In einigen Branchen oder Produktkategorien innerhalb der Schwellenländer verschiebt sich die Konsumdynamik so schnell, dass es sinnvoll sein kann, bestehende lokale Marken zu übernehmen, sie zu revitalisieren und gegebenenfalls neu zu positionieren, um Zeit und Geld zu sparen und die Wachstumsgeschichte des Marktes so schnell wie möglich zu nutzen. In der Regel findet der Erwerb und die Revitalisierung lokaler Marken in Kategorien wie Lebensmittel, Getränke oder anderen Konsumgütern statt, da Geschmäcker, Gewohnheiten und Vorlieben sehr lokal und eng mit der örtlichen Kultur verbunden sein können. Dieser Ansatz ist auch im mittleren Marktsegment beliebt, da es in den wichtigsten Schwellenländern in der Regel weniger lokale Marken gibt, die einen Luxus- oder Top-Premium-Appeal genießen.

Ein wesentlicher Treiber für den Erwerb und die Revitalisierung einer lokalen Marke ist die Schnelligkeit und der beschleunigte Marktzugang. In China zum Beispiel dürfte die politische Unterstützung für steigende Löhne, Arbeitsmarktreformen und die zunehmende Rolle privater Unternehmen die städtischen Einkommen weiter deutlich steigen lassen. In einem solchen Hochgeschwindigkeitsumfeld mit seinen schnell wechselnden Strömungen kann es sinnvoll sein, eine bestehende Marke zu erwerben.
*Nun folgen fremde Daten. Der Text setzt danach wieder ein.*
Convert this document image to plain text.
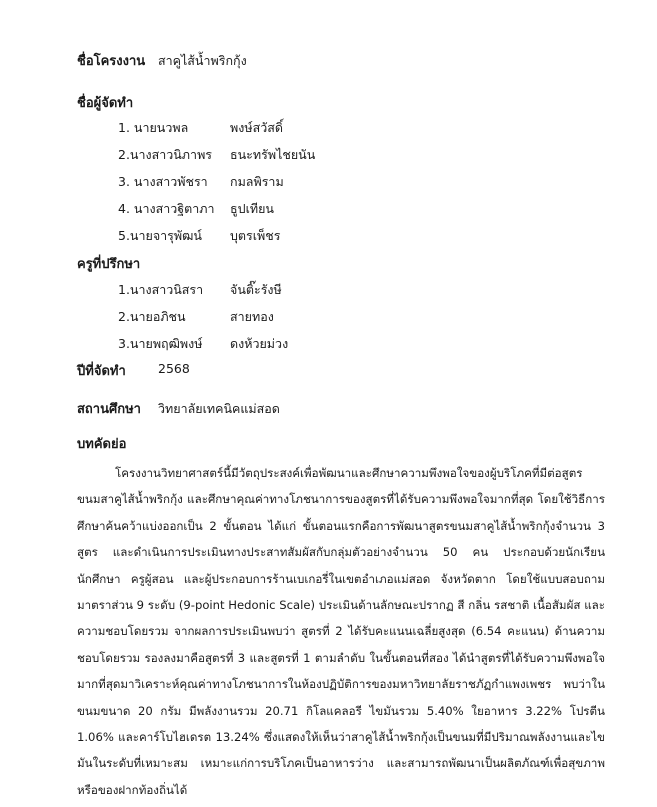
ชื่อโครงงาน สาคูไส้น้ำพริกกุ้ง
ชื่อผู้จัดทำ
1. นายนวพล	พงษ์สวัสดิ์
2.นางสาวนิภาพร ธนะทรัพไชยนัน
3. นางสาวพัชรา กมลพิราม
4. นางสาวฐิตาภา ธูปเทียน
5.นายจารุพัฒน์ บุตรเพ็ชร
ครูที่ปรึกษา
1.นางสาวนิสรา จันติ๊ะรังษี
2.นายอภิชน	สายทอง
3.นายพฤฒิพงษ์ ดงห้วยม่วง
ปีที่จัดทำ	2568
สถานศึกษา วิทยาลัยเทคนิคแม่สอด
บทคัดย่อ

โครงงานวิทยาศาสตร์นี้มีวัตถุประสงค์เพื่อพัฒนาและศึกษาความพึงพอใจของผู้บริโภคที่มีต่อสูตรขนมสาคูไส้น้ำพริกกุ้ง และศึกษาคุณค่าทางโภชนาการของสูตรที่ได้รับความพึงพอใจมากที่สุด โดยใช้วิธีการศึกษาค้นคว้าแบ่งออกเป็น 2 ขั้นตอน ได้แก่ ขั้นตอนแรกคือการพัฒนาสูตรขนมสาคูไส้น้ำพริกกุ้งจำนวน 3 สูตร และดำเนินการประเมินทางประสาทสัมผัสกับกลุ่มตัวอย่างจำนวน 50 คน ประกอบด้วยนักเรียน นักศึกษา ครูผู้สอน และผู้ประกอบการร้านเบเกอรี่ในเขตอำเภอแม่สอด จังหวัดตาก โดยใช้แบบสอบถามมาตราส่วน 9 ระดับ (9-point Hedonic Scale) ประเมินด้านลักษณะปรากฏ สี กลิ่น รสชาติ เนื้อสัมผัส และความชอบโดยรวม จากผลการประเมินพบว่า สูตรที่ 2 ได้รับคะแนนเฉลี่ยสูงสุด (6.54 คะแนน) ด้านความชอบโดยรวม รองลงมาคือสูตรที่ 3 และสูตรที่ 1 ตามลำดับ ในขั้นตอนที่สอง ได้นำสูตรที่ได้รับความพึงพอใจมากที่สุดมาวิเคราะห์คุณค่าทางโภชนาการในห้องปฏิบัติการของมหาวิทยาลัยราชภัฏกำแพงเพชร พบว่าในขนมขนาด 20 กรัม มีพลังงานรวม 20.71 กิโลแคลอรี ไขมันรวม 5.40% ใยอาหาร 3.22% โปรตีน 1.06% และคาร์โบไฮเดรต 13.24% ซึ่งแสดงให้เห็นว่าสาคูไส้น้ำพริกกุ้งเป็นขนมที่มีปริมาณพลังงานและไขมันในระดับที่เหมาะสม เหมาะแก่การบริโภคเป็นอาหารว่าง และสามารถพัฒนาเป็นผลิตภัณฑ์เพื่อสุขภาพหรือของฝากท้องถิ่นได้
Branchenreformen und Großereignisse wie die Fussball-Weltmeisterschaft in Brasilien, oder die Olympischen Sommerspiele in Peking, können ganze Märkte erschüttern und revitalisieren, so dass ausländische Marken viel schneller als ursprünglich erwartet agieren müssen.

Aber Zeit ist nur ein Faktor, der berücksichtigt werden muss. Loyalität ist eine andere. Während viele einheimische Konkurrenten in den sich rasch entwickelnden Volkswirtschaften noch schwach sind, können sie bereits sehr loyale Kundenstämme haben. Im Allgemeinen sind die häufig zitierten Vorteile des Erwerbs und der Revitalisierung einer lokalen Heldenmarke die folgenden:

  • ein etablierter Name, der bereits hohe Bekanntheit genießt.
  • ein bestehender, loyaler Kundenstamm (in der Regel unter den traditionelleren Verbrauchern)
  • eine funktionierende Verteilung oder weniger Widerstand in lokalen Vertriebskanälen
  • positive Image-Assoziationen (meist verbunden mit Aspekten der lokalen Kultur oder nationalen Gefühlen)

Diese Strategie wird in der Regel im Massenmarkt angewendet, wo viele Konsumenten die Marke noch aus früheren Erfahrungen kennen. Wenn die Konsumenten älter und traditioneller sind, könnten diese Marken sogar einige warme Gefühle über die alten Tage der eigenen Jugend wecken. Daher könnten diese Marken bereits relevante Assoziationen in den Köpfen der Konsumenten aufgebaut haben, die es nun zu revitalisieren und um weitere relevante Aspekte zu ergänzen gilt.

Markenrevitalisierung ist definiert als eine Strategie, die darauf abzielt, verloren gegangene Quellen des Markenwerts zurückzugewinnen sowie neue Quellen zu identifizieren und zu etablieren. Eine solche Strategie kann eine Produktmodifikation oder eine Neupositionierung der Marke beinhalten.

Positive-Image-Assoziationen, meist in Bezug auf die lokale Kultur oder den Nationalstolz, gehören zu den häufigsten Vorteilen, wenn eine lokale Marke übernommen und revitalisiert wird

 

Eines der bekanntesten Beispiele ist Thums Up, eine große indische Cola-Marke mit lokalem Geschmack. Als die Regierung von Indien im Jahr 1977 westliche Unternehmen aufforderte, die Kontrolle an ihre indischen Tochtergesellschaften zu übergeben oder das Land zu verlassen, verließ Coca-Cola das Unternehmen. Mehrere indische Unternehmen versuchten, den nationalen Markt für Erfrischungsgetränke zu erobern. Eines von ihnen war Thums Up, das 1977 von Parle, einem Nahrungsmittel- und Getränkeunternehmen in Mumbai, gegründet worden war und derzeit Indiens größter Hersteller von Keksen und Süßwaren ist. Thums Up beherrschte den indischen Markt 16 Jahre lang. Nach dem Beginn der Reformen im Jahr 1991 begann die Regierung, die Kontrollen zu lockern. Coca-Cola und Pepsi kehrten ins Land zurück. Coca-Cola kaufte Thums Up 1993 von Parle und wollte die Marke einstellen, um Coca-Cola in Indien zu schützen. Doch der Widerstand von loyalen Händlern und Verbrauchern vereitelte den Versuch. Nach heftigen Protesten und einem 30-prozentigen Marktanteilsverlust wurde Thums Up wieder eingeführt. Coca-Cola investierte kräftig in die Marke und belebte die Kampagne “Taste the Thunder” neu. Das Unternehmen ernannte den Bollywood-Actionhelden Akshay Kumar zum neuen Markenbotschafter. Jetzt liegt Thums Up vor Pepsi in Indien.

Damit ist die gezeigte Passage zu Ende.